We’ve just arrived home from our final camping trip of this season. I’ve been keeping a little journal of our travels in the trailer and my hope is that one day, Kale will have the opportunity to read the journal, and it will produce hazy, wistful memories, like when I think of building a Star Wars fort on the beach with my brother. Sidenote: Mom tells me I hated camping – I seriously don’t know how this is possible! We laugh about it quite a bit. In the meantime, though, here’s a roundup of the places we visited and stayed on weekend getaways that are all close to the Lower Mainland and pretty accessible for a quick getaway, and all of them are suitable for family camping trips. I’ve written a separate post about the big trip on its own – we had a lot of stops and the story of our BC Circle Trek is worth exploring on its own.
May 24-26: Porpoise Bay Provincial Park
We were one of only a handful of camping parties at the park for this one, and the ranger told me that it was a matter of it being too early in the season and not the long weekend in May. To get to Porpoise Bay Provincial Park, you take the Sunshine Coast ferry ($125 return for the Jeep and trailer – it is cheaper for just a car), which does add to the cost. We chose this place because I hadn’t been here and Ross had some good memories from a tenting/solo biking trip he did early on in our dating days, plus we have some family friends over there. The weather was mostly good, but typically west coast with a giant rainy break in the middle. The campground features a nice playground with a fun echo tube thingie and communal campfires which I have decided I am not too keen on. BC Parks Info.
June 21-23: Englishman River Falls Provincial Park
Another site you reach by ferry, and this one was pricier – car and trailer ferry to Vancouver Island is completely prohibitive – it was nearly $300 for our return trip. It was spitting when we arrived so we got to try our hand at tarp jerry-rigging.
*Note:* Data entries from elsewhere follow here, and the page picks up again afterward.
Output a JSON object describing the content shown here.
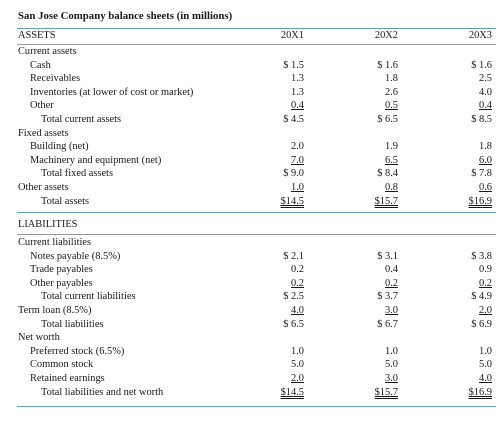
{
  "title": "San Jose Company balance sheets (in millions)",
  "assets_header": {
    "label": "ASSETS",
    "years": [
      "20X1",
      "20X2",
      "20X3"
    ]
  },
  "asset_rows": [
    {
      "label": "Current assets",
      "values": [
        "",
        "",
        ""
      ]
    },
    {
      "label": "Cash",
      "values": [
        "$ 1.5",
        "$ 1.6",
        "$ 1.6"
      ]
    },
    {
      "label": "Receivables",
      "values": [
        "1.3",
        "1.8",
        "2.5"
      ]
    },
    {
      "label": "Inventories (at lower of cost or market)",
      "values": [
        "1.3",
        "2.6",
        "4.0"
      ]
    },
    {
      "label": "Other",
      "values": [
        "0.4",
        "0.5",
        "0.4"
      ]
    },
    {
      "label": "Total current assets",
      "values": [
        "$ 4.5",
        "$ 6.5",
        "$ 8.5"
      ]
    },
    {
      "label": "Fixed assets",
      "values": [
        "",
        "",
        ""
      ]
    },
    {
      "label": "Building (net)",
      "values": [
        "2.0",
        "1.9",
        "1.8"
      ]
    },
    {
      "label": "Machinery and equipment (net)",
      "values": [
        "7.0",
        "6.5",
        "6.0"
      ]
    },
    {
      "label": "Total fixed assets",
      "values": [
        "$ 9.0",
        "$ 8.4",
        "$ 7.8"
      ]
    },
    {
      "label": "Other assets",
      "values": [
        "1.0",
        "0.8",
        "0.6"
      ]
    },
    {
      "label": "Total assets",
      "values": [
        "$14.5",
        "$15.7",
        "$16.9"
      ]
    }
  ],
  "liabilities_header": {
    "label": "LIABILITIES"
  },
  "liability_rows": [
    {
      "label": "Current liabilities",
      "values": [
        "",
        "",
        ""
      ]
    },
    {
      "label": "Notes payable (8.5%)",
      "values": [
        "$ 2.1",
        "$ 3.1",
        "$ 3.8"
      ]
    },
    {
      "label": "Trade payables",
      "values": [
        "0.2",
        "0.4",
        "0.9"
      ]
    },
    {
      "label": "Other payables",
      "values": [
        "0.2",
        "0.2",
        "0.2"
      ]
    },
    {
      "label": "Total current liabilities",
      "values": [
        "$ 2.5",
        "$ 3.7",
        "$ 4.9"
      ]
    },
    {
      "label": "Term loan (8.5%)",
      "values": [
        "4.0",
        "3.0",
        "2.0"
      ]
    },
    {
      "label": "Total liabilities",
      "values": [
        "$ 6.5",
        "$ 6.7",
        "$ 6.9"
      ]
    },
    {
      "label": "Net worth",
      "values": [
        "",
        "",
        ""
      ]
    },
    {
      "label": "Preferred stock (6.5%)",
      "values": [
        "1.0",
        "1.0",
        "1.0"
      ]
    },
    {
      "label": "Common stock",
      "values": [
        "5.0",
        "5.0",
        "5.0"
      ]
    },
    {
      "label": "Retained earnings",
      "values": [
        "2.0",
        "3.0",
        "4.0"
      ]
    },
    {
      "label": "Total liabilities and net worth",
      "values": [
        "$14.5",
        "$15.7",
        "$16.9"
      ]
    }
  ]
}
This trip was fun because my folks were able to join us for the evening meals/smores, as was Ross’ aunt. We did a bit of hiking and spent a day off-campground sightseeing to check out the local farmers market. This site was heavily forested and pretty dark, and made me want to plan a trip to somewhere more exposed. I enjoyed it but this campground is a bit of old news for me since I grew up there and spent some Girl Guide weekends there. We did have a nice family hike and did get to go sightseeing a bit. I’d recommend this for someone looking for a particularly private site that’s less busy than the more-popular Rathtrevor Beach in Parksville, but still close to lots of places to go on excursions to, such as Qualicum or Parksville beaches, Coombs, Errington, or slightly farther afield like Horne Lake Caves. BC Parks Info.
July 12-14: Golden Ears Provincial Park (North Beach)
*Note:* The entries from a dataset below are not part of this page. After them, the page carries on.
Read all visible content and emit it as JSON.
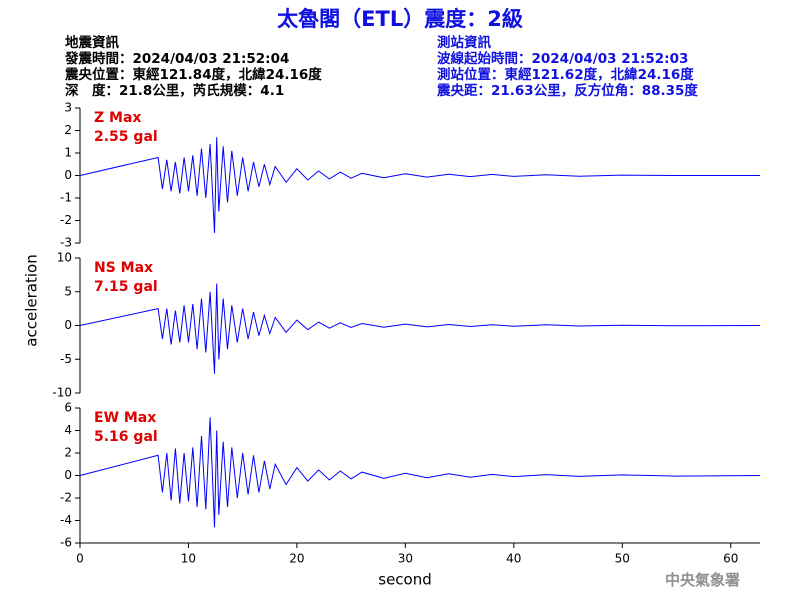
{
  "header": {
    "title": "太魯閣（ETL）震度：2級",
    "left": [
      "地震資訊",
      "發震時間：2024/04/03 21:52:04",
      "震央位置：東經121.84度，北緯24.16度",
      "深　度：21.8公里，芮氏規模：4.1"
    ],
    "right": [
      "測站資訊",
      "波線起始時間：2024/04/03 21:52:03",
      "測站位置：東經121.62度，北緯24.16度",
      "震央距：21.63公里，反方位角：88.35度"
    ],
    "footer": "中央氣象署"
  },
  "chart_data": [
    {
      "type": "line",
      "color": "#0000ff",
      "annotations": [
        "Z Max",
        "2.55 gal"
      ],
      "annotation_color": "#e00000",
      "xlim": [
        0,
        62.7
      ],
      "ylim": [
        -3,
        3
      ],
      "yticks": [
        -3,
        -2,
        -1,
        0,
        1,
        2,
        3
      ],
      "x": [
        0,
        7.2,
        7.6,
        8.0,
        8.4,
        8.8,
        9.2,
        9.6,
        10,
        10.4,
        10.8,
        11.2,
        11.6,
        12,
        12.4,
        12.6,
        12.8,
        13.2,
        13.6,
        14,
        14.5,
        15,
        15.5,
        16,
        16.5,
        17,
        17.5,
        18,
        19,
        20,
        21,
        22,
        23,
        24,
        25,
        26,
        28,
        30,
        32,
        34,
        36,
        38,
        40,
        43,
        46,
        50,
        55,
        62.7
      ],
      "values": [
        0,
        0.8,
        -0.6,
        0.7,
        -0.7,
        0.6,
        -0.8,
        0.8,
        -0.7,
        0.9,
        -0.9,
        1.2,
        -1.0,
        1.4,
        -2.55,
        1.7,
        -1.6,
        1.3,
        -1.2,
        1.1,
        -0.9,
        0.8,
        -0.7,
        0.6,
        -0.5,
        0.5,
        -0.4,
        0.4,
        -0.3,
        0.3,
        -0.2,
        0.2,
        -0.15,
        0.15,
        -0.12,
        0.1,
        -0.1,
        0.08,
        -0.07,
        0.06,
        -0.05,
        0.05,
        -0.04,
        0.03,
        -0.03,
        0.02,
        0,
        0
      ]
    },
    {
      "type": "line",
      "color": "#0000ff",
      "annotations": [
        "NS Max",
        "7.15 gal"
      ],
      "annotation_color": "#e00000",
      "ylabel": "acceleration",
      "xlim": [
        0,
        62.7
      ],
      "ylim": [
        -10,
        10
      ],
      "yticks": [
        -10,
        -5,
        0,
        5,
        10
      ],
      "x": [
        0,
        7.2,
        7.6,
        8.0,
        8.4,
        8.8,
        9.2,
        9.6,
        10,
        10.4,
        10.8,
        11.2,
        11.6,
        12,
        12.4,
        12.6,
        12.8,
        13.2,
        13.6,
        14,
        14.5,
        15,
        15.5,
        16,
        16.5,
        17,
        17.5,
        18,
        19,
        20,
        21,
        22,
        23,
        24,
        25,
        26,
        28,
        30,
        32,
        34,
        36,
        38,
        40,
        43,
        46,
        50,
        55,
        62.7
      ],
      "values": [
        0,
        2.5,
        -2,
        2.5,
        -2.8,
        2.2,
        -2.5,
        3,
        -2.5,
        3.2,
        -3.5,
        4,
        -4,
        5,
        -7.15,
        6.2,
        -5,
        4,
        -3.5,
        3,
        -2.5,
        2.5,
        -2,
        2,
        -1.5,
        1.5,
        -1.2,
        1.2,
        -1,
        0.8,
        -0.6,
        0.5,
        -0.4,
        0.4,
        -0.3,
        0.3,
        -0.25,
        0.2,
        -0.2,
        0.15,
        -0.15,
        0.1,
        -0.1,
        0.1,
        -0.08,
        0.05,
        -0.05,
        0
      ]
    },
    {
      "type": "line",
      "color": "#0000ff",
      "annotations": [
        "EW Max",
        "5.16 gal"
      ],
      "annotation_color": "#e00000",
      "xlabel": "second",
      "xlim": [
        0,
        62.7
      ],
      "ylim": [
        -6,
        6
      ],
      "yticks": [
        -6,
        -4,
        -2,
        0,
        2,
        4,
        6
      ],
      "xticks": [
        0,
        10,
        20,
        30,
        40,
        50,
        60
      ],
      "x": [
        0,
        7.2,
        7.6,
        8.0,
        8.4,
        8.8,
        9.2,
        9.6,
        10,
        10.4,
        10.8,
        11.2,
        11.6,
        12,
        12.4,
        12.6,
        12.8,
        13.2,
        13.6,
        14,
        14.5,
        15,
        15.5,
        16,
        16.5,
        17,
        17.5,
        18,
        19,
        20,
        21,
        22,
        23,
        24,
        25,
        26,
        28,
        30,
        32,
        34,
        36,
        38,
        40,
        43,
        46,
        50,
        55,
        62.7
      ],
      "values": [
        0,
        1.8,
        -1.5,
        2,
        -2.2,
        2.4,
        -2.5,
        2,
        -2.3,
        2.5,
        -2.8,
        3.5,
        -3,
        5.16,
        -4.6,
        4,
        -3.5,
        3,
        -2.8,
        2.5,
        -2,
        2,
        -1.7,
        1.8,
        -1.5,
        1.3,
        -1.2,
        1,
        -0.8,
        0.7,
        -0.5,
        0.5,
        -0.4,
        0.4,
        -0.3,
        0.3,
        -0.25,
        0.2,
        -0.2,
        0.15,
        -0.15,
        0.1,
        -0.1,
        0.08,
        -0.08,
        0.05,
        -0.05,
        0
      ]
    }
  ]
}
We chose this location because it was relatively close and it was a celebration for Kale’s birthday. Originally when I invited everyone, I had no idea if people would come to a birthday party for a five year old so far away, but we had an incredible time and I’m thinking maybe this might be something we aim for every second year. With a birthday in July, Kale will never be obliged to invite his whole class, so I love planning his parties. We had great weather for this trip, and spent hours on the beach (located down a ridiculous steep hill you had to walk down and haul in all your gear – probably my only complaint). It was a big group, with 14 adults and seven kids. We had a birthday celebration with hot dogs, juice, and a watermelon “cake” that was really arranged pieces of watermelon slathered with whipping cream I managed to whip using my hand mixer. The site was nice, well maintained and well staffed, and just far enough away to feel that we escaped. It was really busy though – both for the day use and the campground. BC Parks Info.
September 5-8: Sasquatch Provincial Park (Hicks Lake)
This is our third year as a group at Hicks, and it’s probably my favourite campground I’ve been to. Hicks is a part of Sasquatch Provincial Park, located near Harrison Lake, off Highway 9, about an hour and 15 minutes via Highway 1, or about an hour and 45 minutes via Highway 7. It has a private-ish beach as well as a larger day use beach, and nice, flat campsites with a lovely mix of exposure and wooded. No playground at this one but each site does have a fire pit and the pit toilets are pretty well maintained – we all laugh about how “ooh la la! They have hand sanitizer!” This is my favourite trip because we go the weekend after Labour Day, and it’s dead at the campground, and our good social group gets larger each year. This is not a trip for solitude: there is generally swimming, star gazing, potlucking, drinking, and poking fires with sticks. This year a few of us went up a day early and it POURED part way through our first full day there, and it was a pretty boring night Friday under the tarped tables, but it was fun and cozy and the temperature was fine. I love this place more each time we go and am always stunned with how close it feels but how far away it feels, all at the same time. We stop in Deroche for beef jerky at the Deroche General Store and come home well rested. BC Parks Info.